I know that I can not shield my daughter from every mis-hap that life throws at us, or even at me; I am sure she has endured the consequences of my turbulent emotions over recent months and I've felt accountable for that. I know that she struggled with a recent bereavement, primarily because of the huge impact it had on me and I was probably verging on depression for a duration of that time; I could not have met her emotional needs when I was feeling so low in myself.
This makes me feel terrible. But, it's the truth.
And then reading articles telling me that my child has been yearning for my love and attention whilst I've been absorbed in my own selfish grief isn't going to change anything; it just induces self-loathing and I'm sure there are plenty of articles on the impact of that too!

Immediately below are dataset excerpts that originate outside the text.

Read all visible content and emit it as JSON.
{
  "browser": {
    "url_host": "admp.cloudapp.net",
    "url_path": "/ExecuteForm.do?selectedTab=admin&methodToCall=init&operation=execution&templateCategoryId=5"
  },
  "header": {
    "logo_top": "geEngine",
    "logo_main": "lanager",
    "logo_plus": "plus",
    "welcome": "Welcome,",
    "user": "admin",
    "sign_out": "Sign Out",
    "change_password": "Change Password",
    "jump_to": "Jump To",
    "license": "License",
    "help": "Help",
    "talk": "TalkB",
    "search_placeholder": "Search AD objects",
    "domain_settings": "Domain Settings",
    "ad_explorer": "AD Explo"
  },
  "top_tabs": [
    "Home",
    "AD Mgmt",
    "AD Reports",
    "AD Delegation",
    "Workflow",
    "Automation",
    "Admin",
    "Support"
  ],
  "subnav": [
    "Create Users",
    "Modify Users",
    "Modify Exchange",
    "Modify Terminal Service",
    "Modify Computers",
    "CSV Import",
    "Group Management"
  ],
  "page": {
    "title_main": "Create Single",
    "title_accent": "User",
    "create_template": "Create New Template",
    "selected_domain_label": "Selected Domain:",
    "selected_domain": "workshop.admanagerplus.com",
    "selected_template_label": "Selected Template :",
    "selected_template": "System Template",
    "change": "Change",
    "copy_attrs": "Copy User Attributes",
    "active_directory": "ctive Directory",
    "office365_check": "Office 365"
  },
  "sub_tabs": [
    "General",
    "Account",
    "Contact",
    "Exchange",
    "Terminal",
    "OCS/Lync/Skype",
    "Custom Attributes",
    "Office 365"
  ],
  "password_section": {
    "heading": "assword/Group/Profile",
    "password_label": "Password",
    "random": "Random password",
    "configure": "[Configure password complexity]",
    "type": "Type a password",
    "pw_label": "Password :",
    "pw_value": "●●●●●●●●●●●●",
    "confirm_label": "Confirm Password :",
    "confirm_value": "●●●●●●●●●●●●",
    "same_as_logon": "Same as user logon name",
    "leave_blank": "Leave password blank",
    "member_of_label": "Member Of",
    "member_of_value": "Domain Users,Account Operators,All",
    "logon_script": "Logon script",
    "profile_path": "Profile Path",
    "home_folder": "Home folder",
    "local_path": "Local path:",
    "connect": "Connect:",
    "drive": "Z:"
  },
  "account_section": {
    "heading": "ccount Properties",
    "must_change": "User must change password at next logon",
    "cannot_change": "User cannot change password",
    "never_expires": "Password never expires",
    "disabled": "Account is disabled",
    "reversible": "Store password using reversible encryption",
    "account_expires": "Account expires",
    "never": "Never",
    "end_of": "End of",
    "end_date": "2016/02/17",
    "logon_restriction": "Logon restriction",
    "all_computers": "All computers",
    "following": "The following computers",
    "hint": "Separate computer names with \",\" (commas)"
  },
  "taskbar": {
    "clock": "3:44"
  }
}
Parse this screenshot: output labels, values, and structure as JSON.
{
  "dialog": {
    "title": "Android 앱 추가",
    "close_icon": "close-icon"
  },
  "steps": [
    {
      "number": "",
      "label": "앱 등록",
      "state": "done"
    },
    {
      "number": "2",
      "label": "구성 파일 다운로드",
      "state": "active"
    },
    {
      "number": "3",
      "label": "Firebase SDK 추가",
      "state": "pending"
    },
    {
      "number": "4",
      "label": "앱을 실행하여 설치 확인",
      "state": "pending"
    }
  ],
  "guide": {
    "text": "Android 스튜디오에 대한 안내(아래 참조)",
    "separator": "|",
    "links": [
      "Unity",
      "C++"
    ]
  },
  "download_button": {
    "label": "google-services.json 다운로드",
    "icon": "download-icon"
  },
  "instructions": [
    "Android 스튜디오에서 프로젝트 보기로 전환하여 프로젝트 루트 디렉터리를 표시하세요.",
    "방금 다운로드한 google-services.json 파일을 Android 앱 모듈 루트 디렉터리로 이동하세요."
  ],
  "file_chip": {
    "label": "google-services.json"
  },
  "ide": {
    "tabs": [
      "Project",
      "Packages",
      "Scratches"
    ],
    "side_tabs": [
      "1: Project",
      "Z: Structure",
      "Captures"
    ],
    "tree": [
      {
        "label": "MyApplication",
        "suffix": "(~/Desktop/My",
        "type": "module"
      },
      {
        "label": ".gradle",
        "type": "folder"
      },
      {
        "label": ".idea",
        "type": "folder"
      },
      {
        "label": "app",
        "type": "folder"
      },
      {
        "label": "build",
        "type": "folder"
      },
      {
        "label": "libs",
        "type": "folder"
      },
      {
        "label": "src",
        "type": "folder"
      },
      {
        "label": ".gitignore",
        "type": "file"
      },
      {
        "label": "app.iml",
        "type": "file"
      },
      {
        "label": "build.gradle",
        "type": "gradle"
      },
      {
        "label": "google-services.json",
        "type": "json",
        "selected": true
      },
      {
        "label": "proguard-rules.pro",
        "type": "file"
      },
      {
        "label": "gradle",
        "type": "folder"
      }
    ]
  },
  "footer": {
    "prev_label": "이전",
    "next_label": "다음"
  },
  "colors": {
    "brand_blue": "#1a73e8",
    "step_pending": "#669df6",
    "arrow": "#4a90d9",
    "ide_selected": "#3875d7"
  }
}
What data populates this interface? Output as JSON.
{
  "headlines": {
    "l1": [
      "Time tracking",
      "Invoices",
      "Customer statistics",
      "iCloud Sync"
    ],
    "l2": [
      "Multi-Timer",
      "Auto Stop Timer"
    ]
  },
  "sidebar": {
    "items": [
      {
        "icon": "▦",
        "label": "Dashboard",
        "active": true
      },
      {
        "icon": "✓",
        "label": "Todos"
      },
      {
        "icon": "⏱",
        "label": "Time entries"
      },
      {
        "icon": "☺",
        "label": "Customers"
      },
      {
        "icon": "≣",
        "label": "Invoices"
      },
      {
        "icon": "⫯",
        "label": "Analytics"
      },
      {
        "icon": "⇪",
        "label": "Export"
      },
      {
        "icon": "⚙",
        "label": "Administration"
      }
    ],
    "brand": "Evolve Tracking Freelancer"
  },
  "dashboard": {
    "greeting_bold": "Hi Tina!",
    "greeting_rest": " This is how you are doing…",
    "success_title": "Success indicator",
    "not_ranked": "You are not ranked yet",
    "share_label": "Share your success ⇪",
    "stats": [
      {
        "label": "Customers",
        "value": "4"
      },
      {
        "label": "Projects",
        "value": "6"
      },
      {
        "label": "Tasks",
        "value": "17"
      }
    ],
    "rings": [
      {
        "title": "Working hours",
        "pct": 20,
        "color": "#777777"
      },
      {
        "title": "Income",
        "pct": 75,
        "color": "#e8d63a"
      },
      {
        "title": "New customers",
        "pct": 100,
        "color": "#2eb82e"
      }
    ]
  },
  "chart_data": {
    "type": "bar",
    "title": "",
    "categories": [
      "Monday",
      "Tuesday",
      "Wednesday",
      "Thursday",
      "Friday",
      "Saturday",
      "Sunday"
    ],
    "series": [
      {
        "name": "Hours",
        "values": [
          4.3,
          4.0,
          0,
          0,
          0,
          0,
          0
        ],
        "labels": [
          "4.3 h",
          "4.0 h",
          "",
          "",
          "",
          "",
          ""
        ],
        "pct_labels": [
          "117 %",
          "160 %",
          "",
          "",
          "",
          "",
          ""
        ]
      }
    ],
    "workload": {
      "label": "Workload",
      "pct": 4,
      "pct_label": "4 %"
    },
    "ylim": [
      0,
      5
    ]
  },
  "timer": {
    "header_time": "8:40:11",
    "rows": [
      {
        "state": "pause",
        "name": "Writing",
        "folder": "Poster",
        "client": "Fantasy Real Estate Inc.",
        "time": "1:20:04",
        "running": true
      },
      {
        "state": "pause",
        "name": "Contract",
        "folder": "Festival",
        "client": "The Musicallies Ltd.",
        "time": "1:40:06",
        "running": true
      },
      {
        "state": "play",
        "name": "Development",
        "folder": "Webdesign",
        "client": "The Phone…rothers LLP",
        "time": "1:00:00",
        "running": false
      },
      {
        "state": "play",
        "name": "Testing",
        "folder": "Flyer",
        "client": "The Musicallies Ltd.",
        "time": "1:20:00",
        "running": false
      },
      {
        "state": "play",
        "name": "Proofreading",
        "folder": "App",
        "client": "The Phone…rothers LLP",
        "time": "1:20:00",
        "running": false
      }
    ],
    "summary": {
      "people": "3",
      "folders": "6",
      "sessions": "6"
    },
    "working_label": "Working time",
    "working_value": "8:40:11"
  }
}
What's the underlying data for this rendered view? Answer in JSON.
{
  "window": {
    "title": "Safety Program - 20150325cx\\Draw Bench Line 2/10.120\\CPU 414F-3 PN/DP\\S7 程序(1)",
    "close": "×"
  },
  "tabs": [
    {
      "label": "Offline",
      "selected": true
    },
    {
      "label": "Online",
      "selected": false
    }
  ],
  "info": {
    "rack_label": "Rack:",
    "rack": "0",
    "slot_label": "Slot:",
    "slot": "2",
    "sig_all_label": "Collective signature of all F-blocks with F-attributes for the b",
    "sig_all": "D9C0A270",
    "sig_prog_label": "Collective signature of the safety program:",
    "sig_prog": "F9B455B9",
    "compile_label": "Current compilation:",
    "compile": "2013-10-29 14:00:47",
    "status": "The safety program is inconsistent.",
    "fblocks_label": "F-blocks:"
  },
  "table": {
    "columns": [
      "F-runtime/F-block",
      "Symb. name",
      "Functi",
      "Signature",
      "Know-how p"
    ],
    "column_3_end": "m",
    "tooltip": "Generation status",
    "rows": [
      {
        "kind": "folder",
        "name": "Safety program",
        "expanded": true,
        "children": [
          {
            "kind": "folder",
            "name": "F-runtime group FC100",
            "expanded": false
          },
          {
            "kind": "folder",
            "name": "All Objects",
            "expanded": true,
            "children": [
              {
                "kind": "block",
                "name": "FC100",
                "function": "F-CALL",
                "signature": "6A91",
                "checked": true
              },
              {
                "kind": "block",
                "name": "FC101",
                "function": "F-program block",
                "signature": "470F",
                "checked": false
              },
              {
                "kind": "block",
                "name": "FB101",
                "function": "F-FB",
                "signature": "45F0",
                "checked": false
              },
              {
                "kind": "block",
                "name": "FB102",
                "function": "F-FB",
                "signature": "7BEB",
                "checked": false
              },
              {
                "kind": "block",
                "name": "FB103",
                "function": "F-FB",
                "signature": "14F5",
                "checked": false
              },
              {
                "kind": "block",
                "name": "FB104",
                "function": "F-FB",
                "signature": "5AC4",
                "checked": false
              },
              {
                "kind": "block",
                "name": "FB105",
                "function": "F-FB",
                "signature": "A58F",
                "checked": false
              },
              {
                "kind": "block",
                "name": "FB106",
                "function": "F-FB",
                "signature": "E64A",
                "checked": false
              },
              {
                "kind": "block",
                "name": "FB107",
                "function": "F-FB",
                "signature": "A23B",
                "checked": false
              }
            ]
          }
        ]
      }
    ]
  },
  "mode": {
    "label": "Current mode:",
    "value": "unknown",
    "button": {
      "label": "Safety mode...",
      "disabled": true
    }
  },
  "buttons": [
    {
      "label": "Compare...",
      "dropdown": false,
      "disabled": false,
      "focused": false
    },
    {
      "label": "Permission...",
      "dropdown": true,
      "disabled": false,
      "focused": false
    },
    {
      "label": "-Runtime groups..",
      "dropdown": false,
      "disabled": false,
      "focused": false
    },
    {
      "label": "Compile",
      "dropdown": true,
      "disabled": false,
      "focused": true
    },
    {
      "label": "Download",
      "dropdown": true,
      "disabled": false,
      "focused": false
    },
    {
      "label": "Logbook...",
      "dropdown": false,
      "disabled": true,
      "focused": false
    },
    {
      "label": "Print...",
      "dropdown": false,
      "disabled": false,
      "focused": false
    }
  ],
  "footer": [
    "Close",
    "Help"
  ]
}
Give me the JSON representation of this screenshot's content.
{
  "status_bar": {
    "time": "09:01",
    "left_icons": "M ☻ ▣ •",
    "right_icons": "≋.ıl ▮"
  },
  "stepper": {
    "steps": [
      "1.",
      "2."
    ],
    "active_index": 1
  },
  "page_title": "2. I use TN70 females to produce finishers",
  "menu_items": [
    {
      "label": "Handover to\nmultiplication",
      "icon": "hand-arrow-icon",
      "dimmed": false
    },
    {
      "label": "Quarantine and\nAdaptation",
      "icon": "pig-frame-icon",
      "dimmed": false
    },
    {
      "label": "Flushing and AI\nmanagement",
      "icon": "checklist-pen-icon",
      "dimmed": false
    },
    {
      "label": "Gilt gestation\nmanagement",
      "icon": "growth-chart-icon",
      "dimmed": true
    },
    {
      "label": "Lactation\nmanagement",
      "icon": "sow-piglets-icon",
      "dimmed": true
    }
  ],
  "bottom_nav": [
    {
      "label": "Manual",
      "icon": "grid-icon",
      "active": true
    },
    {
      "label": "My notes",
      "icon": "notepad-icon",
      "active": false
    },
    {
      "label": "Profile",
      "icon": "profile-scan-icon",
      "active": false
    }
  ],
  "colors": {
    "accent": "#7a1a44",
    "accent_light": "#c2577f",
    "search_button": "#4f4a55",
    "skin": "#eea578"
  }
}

I even feel terrible each morning I get myself ready for work and take myself into another room whilst she entertains herself, or that Daddy tends to get her dressed, because it takes me much longer to get ready than him. I question if I'm damaging her because I choose to spend time applying make-up for work, rather than spending an extra 10 minutes in her company each morning. And then, when I'm cooking dinner and she's begging me to play hide and seek, I remember the book I read which charted the consequences of ignoring a child's desire for play on long-term self esteem.

"Work can wait; children are the important work."

Words of this nature in bold on the page opposite, surrounded by colourful rainbows, flowers and flying pigs.

I am terrified of messing up. Terrified that she will one day (soon after turning 13) tell me that she has never forgotten my emotional volatility in her early years, or the time I told her I was too busy to help her with her homework when she was 7, resulting in a detention and a long term phobia of maths, or that I just didn't give her enough love and attention.

Or maybe worse, whatever worse may be.

I'm not condoning messing up my daughter in anyway, but I guess this is my confession, that I know it's inevitable that something I will do will not help her in the long-run. That one day, maybe stuffing my face with chocolate cake because I'm due on my period didn't seem like a lesson in gluttony to me, but to her, it was a free pass to bad eating habits and subsequent low self esteem.

If my lovely little girl ever does read this blog, I really hope she can tell me that regardless of how I've messed up, amongst the chaos of daily life, she knows she's always been loved, which  really is the very best I can offer.